Introduction
Because the company needs to identify the relevant information in the uploaded pictures, tees4j was chosen to implement relevant functions. It is not very good to directly identify through tess4j, so after processing the pictures through java code, use tess4j to identify them, and then deploy them to the linux server tesseract needs to be installed, so writing this post for the record. The landlord is using the tesseract-4.1.1 version, and the installation steps are introduced below.

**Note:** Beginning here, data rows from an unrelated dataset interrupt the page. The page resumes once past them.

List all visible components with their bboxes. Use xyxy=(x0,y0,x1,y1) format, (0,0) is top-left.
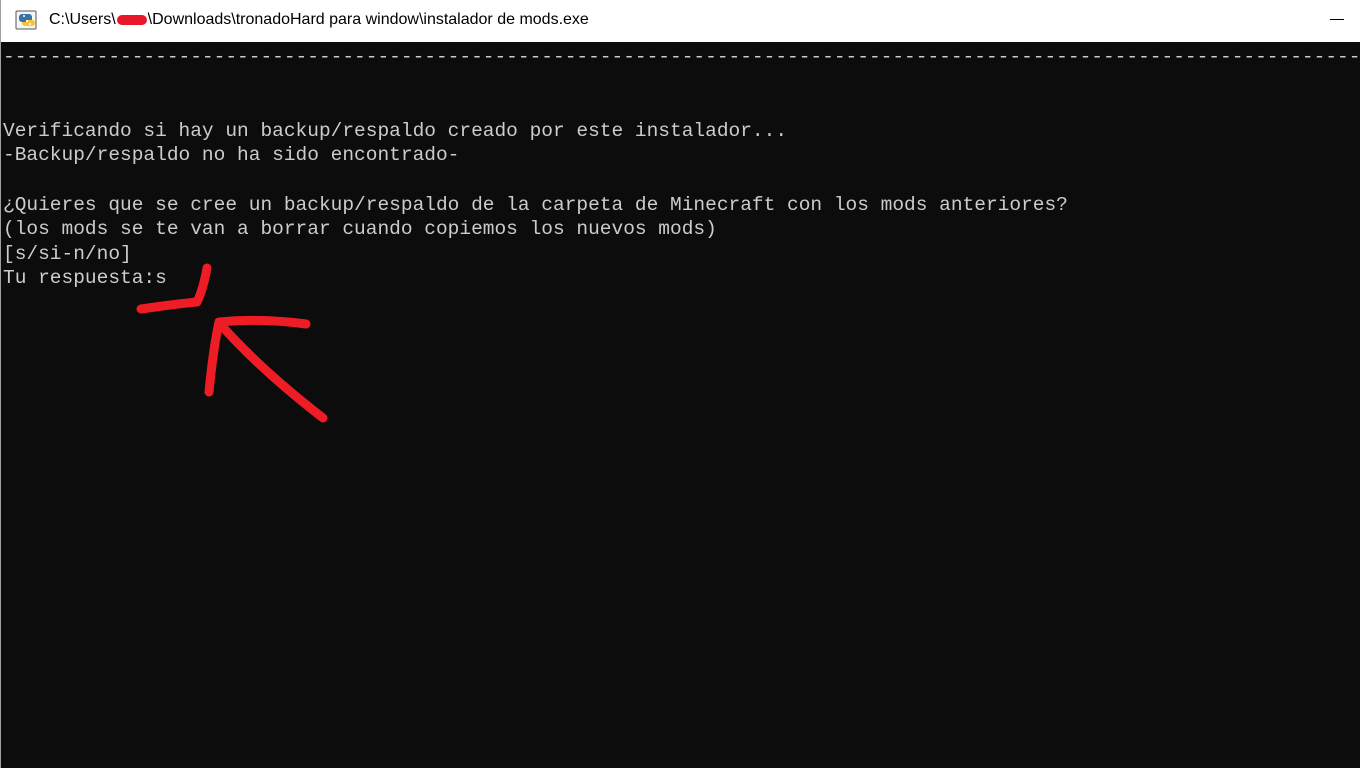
minimize-icon xyxy=(1330,18,1344,20)
window-title: C:\Users\ \Downloads\tronadoHard para win… xyxy=(49,9,589,31)
console-line: (los mods se te van a borrar cuando copi… xyxy=(3,218,717,241)
title-path-prefix: C:\Users\ xyxy=(49,11,116,28)
separator-line: ----------------------------------------… xyxy=(3,46,1360,68)
redacted-username xyxy=(116,14,147,25)
console-output[interactable]: ----------------------------------------… xyxy=(3,45,1360,765)
title-bar[interactable]: C:\Users\ \Downloads\tronadoHard para win… xyxy=(1,0,1360,42)
input-prompt-line[interactable]: Tu respuesta:s xyxy=(3,266,1353,291)
console-line: -Backup/respaldo no ha sido encontrado- xyxy=(3,144,460,167)
python-app-icon xyxy=(15,10,37,30)
console-window: C:\Users\ \Downloads\tronadoHard para win… xyxy=(0,0,1360,768)
console-line: ¿Quieres que se cree un backup/respaldo … xyxy=(3,193,1068,216)
console-line: [s/si-n/no] xyxy=(3,242,132,265)
console-line: Verificando si hay un backup/respaldo cr… xyxy=(3,119,788,142)
title-path-suffix: \Downloads\tronadoHard para window\insta… xyxy=(147,11,589,28)
minimize-button[interactable] xyxy=(1314,0,1360,38)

1. Installation dependencies
yum install autoconf automake libtool libjpeg-devel libpng-devel libtiff-devel zlib-devel gcc gcc-c++
2. Download the compressed package
It is recommended to go to the official website to download and upload to the server, you can download through the portal below
leptonica-1.79.0.tar.gz
tesseract-4.1.1.tar.gz
After downloading, put it in the server folder you defined
3. Installation
Unified installation under /usr/local/
3.1, install leptonica first
Excuting an order
mkdir /usr/local/leptonica tar -xzvf leptonica-1.79.0.tar.gz cd leptonica-1.79.0 ./configure --prefix=/usr/local/leptonica && make && make install
3.2, configure leptonica environment variables
Excuting an order
vim /etc/profile
Append configuration at the end of the file
PKG_CONFIG_PATH=$PKG_CONFIG_PATH:/usr/local/leptonica/lib/pkgconfig export PKG_CONFIG_PATH CPLUS_INCLUDE_PATH=$CPLUS_INCLUDE_PATH:/usr/local/leptonica/include/leptonica export CPLUS_INCLUDE_PATH C_INCLUDE_PATH=$C_INCLUDE_PATH:/usr/local/leptonica/include/leptonica export C_INCLUDE_PATH LD_LIBRARY_PATH=$LD_LIBRARY_PATH:/usr/local/leptonica/lib export LD_LIBRARY_PATH LIBRARY_PATH=$LIBRARY_PATH:/usr/local/leptonica/lib export LIBRARY_PATH LIBLEPT_HEADERSDIR=/usr/local/leptonica/include/leptonica export LIBLEPT_HEADERSDIR
application configuration
source /etc/profile
3.3. Install tesserac
Excuting an order
mkdir /usr/local/tesseract tar -xzvf 4.1.1.tar.gz cd tesseract-4.1.1 # The autogen.sh file must be run first to have a configuer file ./autogen.sh # Compile and install to the specified folder ./configure --prefix=/usr/local/tesseract && make && make install
3.4. Download the recognition library
All recognition library addresses: https://github.com/tesseract-ocr/tessdata
The landlord only needs the Chinese recognition library, so the following is an example of the Chinese recognition library.
Click to download the Simplified Chinese language library chi_sim.traineddata , upload to /usr/local/tesseract/share/tessdata/directory.
If the recognition library has been used in the java project, there is no need to download it again, just configure the directory address used in java in the next step of configuration.
3.5. Configure tesserac environment variables
Excuting an order
vim /etc/profile
Note: The address behind TESSDATA_PREFIX is the file directory where the training library is located. The host directly referenced the recognition library in the java project. You can download and configure it yourself.
It is recommended to place the identification library at /usr/local/tesseract/share/tessdata, pay attention to synchronously modify the value of TESSDATA_PREFIX below
PATH=$PATH:/usr/local/tesseract/bin export PATH export TESSDATA_PREFIX=/home/api/upload/tessdata ##Note: This location is the file directory where the training library is located export PATH=$PATH:$TESSDATA_PREFIX
application configuration
source /etc/profile
3.6. Test whether the installation is successful
Excuting an order
tesseract --version
The following is a successful installation
3.7, test recognition function
Upload the picture shown below to the server
Excuting an order
Note: chi_sim is the prefix name of the specified recognition library, which must be specified and can be replaced with the character set name you need
tesseract /home/test.png /home/result -l chi_sim cat /home/result.txt
The result is as follows
At this point, tesseract is installed.